EBV-associated malignancies US Medical PG Question 10: A 41-year-old male with a history of Pneumocystis jirovecii pneumonia is found to have multiple ring-enhancing lesions on brain CT. Which of the following is most likely responsible for this patient's abnormal scan?
- A. Protozoa (Correct Answer)
- B. Virus
- C. Neoplasm
- D. Bacteria
- E. Prion
EBV-associated malignancies Explanation: ***Protozoa***
- The patient's history of **Pneumocystis jirovecii pneumonia** (PJP) suggests an **immunocompromised state**, likely due to HIV/AIDS.
- In such patients, **ring-enhancing brain lesions** are highly characteristic of **cerebral toxoplasmosis**, an opportunistic infection caused by the protozoan *Toxoplasma gondii*.
*Virus*
- While viruses like **CMV** or **JC virus** (causing PML) can affect the brain in immunocompromised patients, they typically present with different imaging features (e.g., non-enhancing lesions in PML) and are less likely to cause multiple ring-enhancing lesions.
- Though HIV can cause **HIV encephalopathy**, it typically involves **diffuse atrophy** and **white matter changes**, rather than distinct ring-enhancing lesions.
*Neoplasm*
- **Primary central nervous system lymphoma (PCNSL)** can present with ring-enhancing lesions, especially in HIV-positive individuals.

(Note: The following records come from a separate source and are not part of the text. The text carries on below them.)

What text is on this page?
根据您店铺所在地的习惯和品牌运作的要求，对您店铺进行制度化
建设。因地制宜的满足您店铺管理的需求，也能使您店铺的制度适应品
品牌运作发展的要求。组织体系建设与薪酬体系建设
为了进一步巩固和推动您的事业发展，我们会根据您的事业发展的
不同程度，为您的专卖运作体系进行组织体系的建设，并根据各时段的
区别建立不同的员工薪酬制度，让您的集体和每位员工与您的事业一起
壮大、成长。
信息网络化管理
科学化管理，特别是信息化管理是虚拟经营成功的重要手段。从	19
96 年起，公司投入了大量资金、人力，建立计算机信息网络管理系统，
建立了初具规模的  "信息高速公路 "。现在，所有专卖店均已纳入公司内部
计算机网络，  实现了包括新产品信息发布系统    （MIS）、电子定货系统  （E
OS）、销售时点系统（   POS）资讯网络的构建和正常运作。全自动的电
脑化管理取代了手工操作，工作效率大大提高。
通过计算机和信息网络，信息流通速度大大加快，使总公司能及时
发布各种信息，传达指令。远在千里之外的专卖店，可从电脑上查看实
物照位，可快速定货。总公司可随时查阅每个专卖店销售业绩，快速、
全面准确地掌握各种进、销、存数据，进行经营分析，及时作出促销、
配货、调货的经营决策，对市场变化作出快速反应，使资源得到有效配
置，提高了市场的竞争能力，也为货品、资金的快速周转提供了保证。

- However, given the association with PJP, **infectious etiologies** like toxoplasmosis are generally more common as the initial diagnosis for multiple ring-enhancing lesions in this patient population.
*Bacteria*
- **Bacterial brain abscesses** can cause ring-enhancing lesions but are less common in disseminated opportunistic infections in HIV/AIDS compared to protozoal or fungal infections.
- They also typically present with a more **acute inflammatory picture** and may be preceded by a source of bacterial infection (e.g., endocarditis, sinusitis) not mentioned here.
*Prion*
- **Prion diseases** (e.g., Creutzfeldt-Jakob disease) cause rapidly progressive dementia and characteristic EEG and MRI findings (e.g., cortical ribboning, basal ganglia hyperintensity) that do not typically include multiple ring-enhancing lesions.
- They are also not associated with the immunocompromised state indicated by PJP.